The Amazon Bessemer union election — which began by mail on February 8 and runs through March 29 — has garnered national attention from prominent figures, including President Joe Biden and Stacey Abrams. Earlier this month, a Congressional delegation visited the Bessemer facility in support of the workers pushing to unionize. If successful, it would become Amazon’s first US-based union in its nearly 27-year history.
Bates described 10-hour shifts with just two 30-minute breaks that are “not long enough to give you time to rest” given the facility’s expansive size.
“Just walking the long way to the bathroom and back eats up precious break time,” said Bates, who said that elevators in the facility had signage indicating they were for “material only, no riders.” “I couldn’t believe that they built a facility with so many elevators for materials and make the employees take the stairs on a huge four-flight facility.”
In an interview last month with CNN Business, Bates ticked off a list of issues that workers hope to improve with the help of union representation, including adequate break time, better procedures for filing and receiving responses to grievances, higher wages, and protection against Amazon wrongfully applying policies like social distancing to discipline workers.
As CNN Business has previously reported, Amazon has waged an aggressive anti-union campaign leading up to the vote.
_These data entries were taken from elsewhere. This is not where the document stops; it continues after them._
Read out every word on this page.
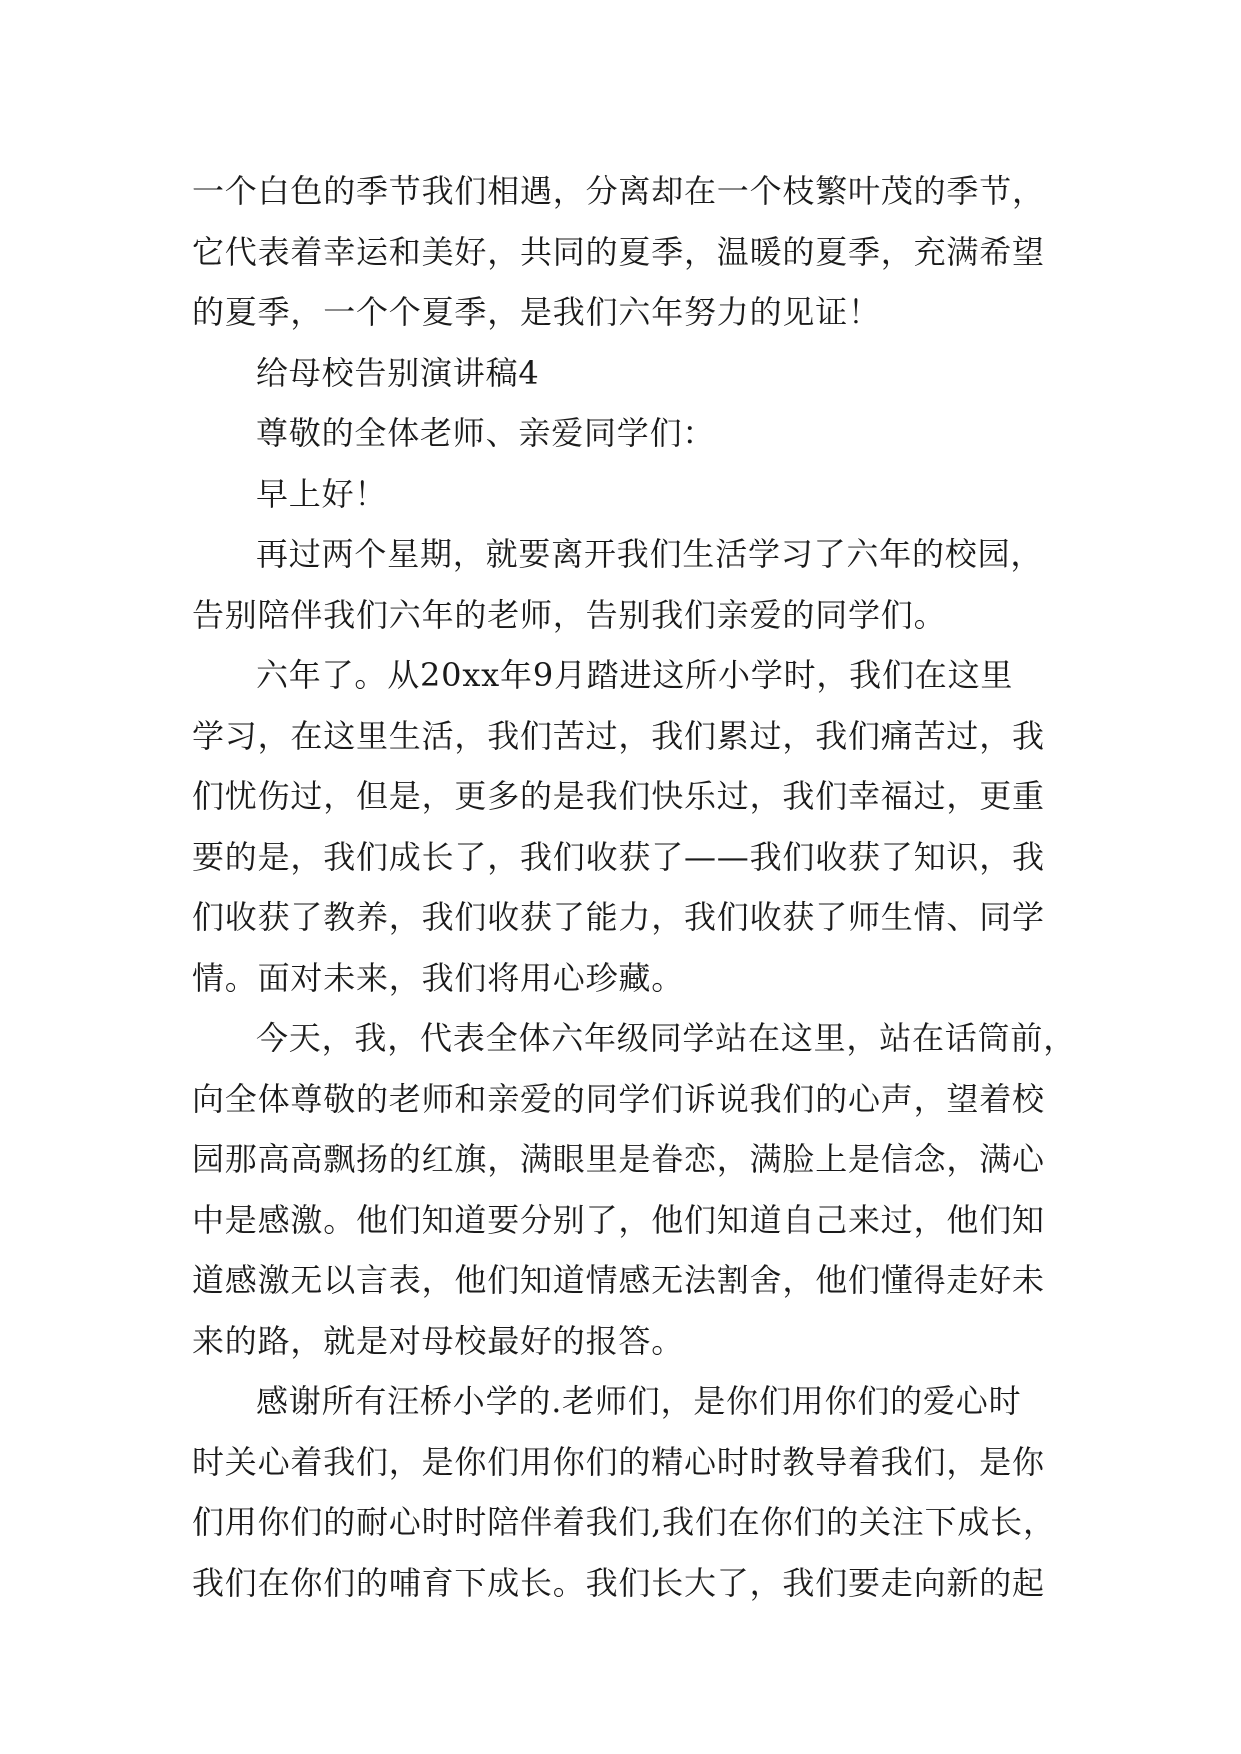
一个白色的季节我们相遇，分离却在一个枝繁叶茂的季节，
它代表着幸运和美好，共同的夏季，温暖的夏季，充满希望
的夏季，一个个夏季，是我们六年努力的见证！
给母校告别演讲稿4
尊敬的全体老师、亲爱同学们：
早上好！
再过两个星期，就要离开我们生活学习了六年的校园，
告别陪伴我们六年的老师，告别我们亲爱的同学们。
六年了。从20xx年9月踏进这所小学时，我们在这里
学习，在这里生活，我们苦过，我们累过，我们痛苦过，我
们忧伤过，但是，更多的是我们快乐过，我们幸福过，更重
要的是，我们成长了，我们收获了——我们收获了知识，我
们收获了教养，我们收获了能力，我们收获了师生情、同学
情。面对未来，我们将用心珍藏。
今天，我，代表全体六年级同学站在这里，站在话筒前，
向全体尊敬的老师和亲爱的同学们诉说我们的心声，望着校
园那高高飘扬的红旗，满眼里是眷恋，满脸上是信念，满心
中是感激。他们知道要分别了，他们知道自己来过，他们知
道感激无以言表，他们知道情感无法割舍，他们懂得走好未
来的路，就是对母校最好的报答。
感谢所有汪桥小学的.老师们，是你们用你们的爱心时
时关心着我们，是你们用你们的精心时时教导着我们，是你
们用你们的耐心时时陪伴着我们,我们在你们的关注下成长，
我们在你们的哺育下成长。我们长大了，我们要走向新的起
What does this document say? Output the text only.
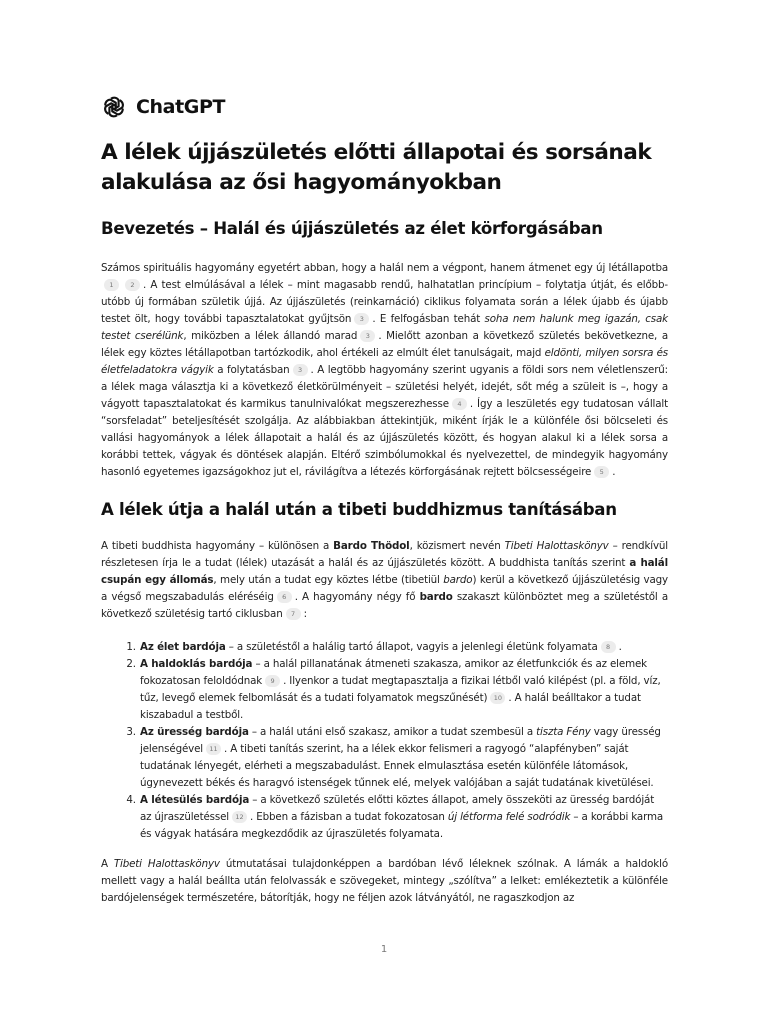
ChatGPT
A lélek újjászületés előtti állapotai és sorsának alakulása az ősi hagyományokban
Bevezetés – Halál és újjászületés az élet körforgásában

Számos spirituális hagyomány egyetért abban, hogy a halál nem a végpont, hanem átmenet egy új létállapotba1	2 . A test elmúlásával a lélek – mint magasabb rendű, halhatatlan princípium – folytatja útját, és előbb-utóbb új formában születik újjá. Az újjászületés (reinkarnáció) ciklikus folyamata során a lélek újabb és újabb testet ölt, hogy további tapasztalatokat gyűjtsön 3 . E felfogásban tehát soha nem halunk meg igazán, csak testet cserélünk, miközben a lélek állandó marad 3 . Mielőtt azonban a következő születés bekövetkezne, a lélek egy köztes létállapotban tartózkodik, ahol értékeli az elmúlt élet tanulságait, majd eldönti, milyen sorsra és életfeladatokra vágyik a folytatásban 3 . A legtöbb hagyomány szerint ugyanis a földi sors nem véletlenszerű: a lélek maga választja ki a következő életkörülményeit – születési helyét, idejét, sőt még a szüleit is –, hogy a vágyott tapasztalatokat és karmikus tanulnivalókat megszerezhesse 4 . Így a leszületés egy tudatosan vállalt “sorsfeladat” beteljesítését szolgálja. Az alábbiakban áttekintjük, miként írják le a különféle ősi bölcseleti és vallási hagyományok a lélek állapotait a halál és az újjászületés között, és hogyan alakul ki a lélek sorsa a korábbi tettek, vágyak és döntések alapján. Eltérő szimbólumokkal és nyelvezettel, de mindegyik hagyomány hasonló egyetemes igazságokhoz jut el, rávilágítva a létezés körforgásának rejtett bölcsességeire 5 .

A lélek útja a halál után a tibeti buddhizmus tanításában

A tibeti buddhista hagyomány – különösen a Bardo Thödol, közismert nevén Tibeti Halottaskönyv – rendkívül részletesen írja le a tudat (lélek) utazását a halál és az újjászületés között. A buddhista tanítás szerint a halál csupán egy állomás, mely után a tudat egy köztes létbe (tibetiül bardo) kerül a következő újjászületésig vagy a végső megszabadulás eléréséig 6 . A hagyomány négy fő bardo szakaszt különböztet meg a születéstől a következő születésig tartó ciklusban 7 :

1. Az élet bardója – a születéstől a halálig tartó állapot, vagyis a jelenlegi életünk folyamata 8 .
2. A haldoklás bardója – a halál pillanatának átmeneti szakasza, amikor az életfunkciók és az elemek fokozatosan feloldódnak 9 . Ilyenkor a tudat megtapasztalja a fizikai létből való kilépést (pl. a föld, víz, tűz, levegő elemek felbomlását és a tudati folyamatok megszűnését) 10 . A halál beálltakor a tudat kiszabadul a testből.
3. Az üresség bardója – a halál utáni első szakasz, amikor a tudat szembesül a tiszta Fény vagy üresség jelenségével 11 . A tibeti tanítás szerint, ha a lélek ekkor felismeri a ragyogó “alapfényben” saját tudatának lényegét, elérheti a megszabadulást. Ennek elmulasztása esetén különféle látomások, úgynevezett békés és haragvó istenségek tűnnek elé, melyek valójában a saját tudatának kivetülései.
4. A létesülés bardója – a következő születés előtti köztes állapot, amely összeköti az üresség bardóját az újraszületéssel 12 . Ebben a fázisban a tudat fokozatosan új létforma felé sodródik – a korábbi karma és vágyak hatására megkezdődik az újraszületés folyamata.

A Tibeti Halottaskönyv útmutatásai tulajdonképpen a bardóban lévő léleknek szólnak. A lámák a haldokló mellett vagy a halál beállta után felolvassák e szövegeket, mintegy „szólítva” a lelket: emlékeztetik a különféle bardójelenségek természetére, bátorítják, hogy ne féljen azok látványától, ne ragaszkodjon az

1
Workers were frequently informed of Amazon’s stance that a union is an unnecessary expense. Workers saw anti-union signage on the bathroom stalls; they were pulled into one-on-one meetings on the warehouse floor and were also required to attend group meetings every few shifts. The company sent out numerous text messages to workers and launched an anti-union website that warns against paying dues: “Don’t buy that dinner, don’t buy those school supplies, don’t buy those gifts because you won’t have that almost $500 you paid in dues.”
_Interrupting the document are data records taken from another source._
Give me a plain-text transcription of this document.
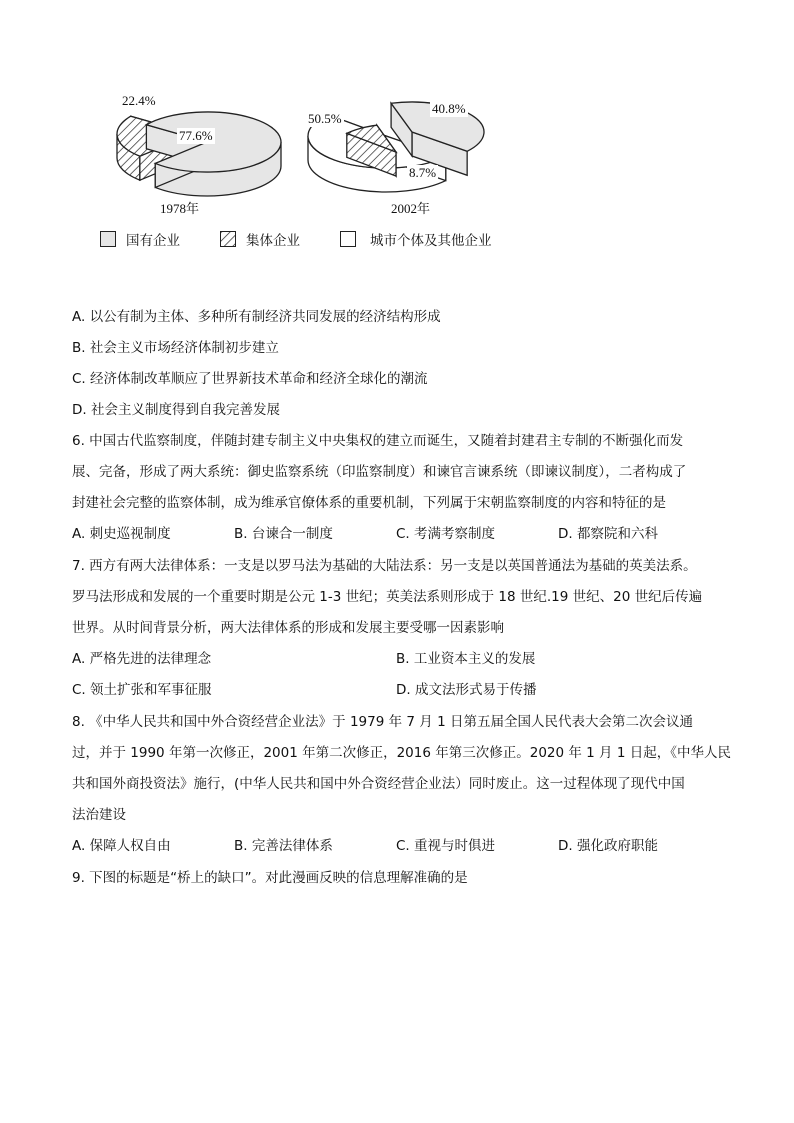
22.4%
77.6%
50.5%
40.8%
8.7%
1978年	2002年
国有企业	集体企业	城市个体及其他企业
A. 以公有制为主体、多种所有制经济共同发展的经济结构形成
B. 社会主义市场经济体制初步建立
C. 经济体制改革顺应了世界新技术革命和经济全球化的潮流
D. 社会主义制度得到自我完善发展
6. 中国古代监察制度，伴随封建专制主义中央集权的建立而诞生，又随着封建君主专制的不断强化而发
展、完备，形成了两大系统：御史监察系统（印监察制度）和谏官言谏系统（即谏议制度），二者构成了
封建社会完整的监察体制，成为维承官僚体系的重要机制，下列属于宋朝监察制度的内容和特征的是
A. 刺史巡视制度	B. 台谏合一制度	C. 考满考察制度	D. 都察院和六科
7. 西方有两大法律体系：一支是以罗马法为基础的大陆法系：另一支是以英国普通法为基础的英美法系。
罗马法形成和发展的一个重要时期是公元 1-3 世纪；英美法系则形成于 18 世纪.19 世纪、20 世纪后传遍
世界。从时间背景分析，两大法律体系的形成和发展主要受哪一因素影响
A. 严格先进的法律理念	B. 工业资本主义的发展
C. 领土扩张和军事征服	D. 成文法形式易于传播
8. 《中华人民共和国中外合资经营企业法》于 1979 年 7 月 1 日第五届全国人民代表大会第二次会议通
过，并于 1990 年第一次修正，2001 年第二次修正，2016 年第三次修正。2020 年 1 月 1 日起，《中华人民
共和国外商投资法》施行，(中华人民共和国中外合资经营企业法）同时废止。这一过程体现了现代中国
法治建设
A. 保障人权自由	B. 完善法律体系	C. 重视与时俱进	D. 强化政府职能
9. 下图的标题是“桥上的缺口”。对此漫画反映的信息理解准确的是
Bates addressed the anti-union efforts in her testimony. “The company would just hammer on different reasons why the union was bad. And we had to listen. If someone spoke up and disagreed with what the company was saying they would shut the meeting down and told people to go back to work. Then follow up with one-on-one meetings on the floor,” she said, calling it “upsetting” to see some coworkers “get confused by what was being said in the meetings.” (In a statement to CNN Business last month, Amazon spokesperson Heather Knox said Amazon has “provided education that helps employees understand the facts of joining a union.”)
“It’s frustrating that all we want is to make Amazon a better place to work. Yet Amazon is acting like they are under attack. Maybe if they spent less time – and money – trying to stop the union they would hear what we are saying. And maybe they would create a company that’s as good for workers and our community as it is for shareholders and executives,” said Bates.
While the pandemic has been a boon for Amazon’s business, it has also been a driving force behind a more general employee uprising. Amazon has been slowly peeling back some of its pandemic-related policies. The company discontinued its unlimited unpaid time off in May, as well as its $2 hourly wage bump and double overtime pay in June. It reinstated its “time-off-task” metric to track productivity of workers this fall. It also notified workers in February that it would soon resume daily “socially distanced small group stand-up meetings.”
Amazon has said it has made over 150 process updates to ensure the health and safety of its employees. The company, which continues to provide up to two weeks of paid time off for employees diagnosed with the coronavirus, has also given out two special bonuses to frontline workers since eliminating its pandemic-related wage bumps.
“Why can’t such a large and wealthy company do better for their workers?” Bates said. “Amazon even took away our essential worker pay in the middle of the pandemic. Meanwhile, Amazon has made tons of money during this crisis. Jeff Bezos is the richest man in the world. And now he’s even richer thanks to us workers.”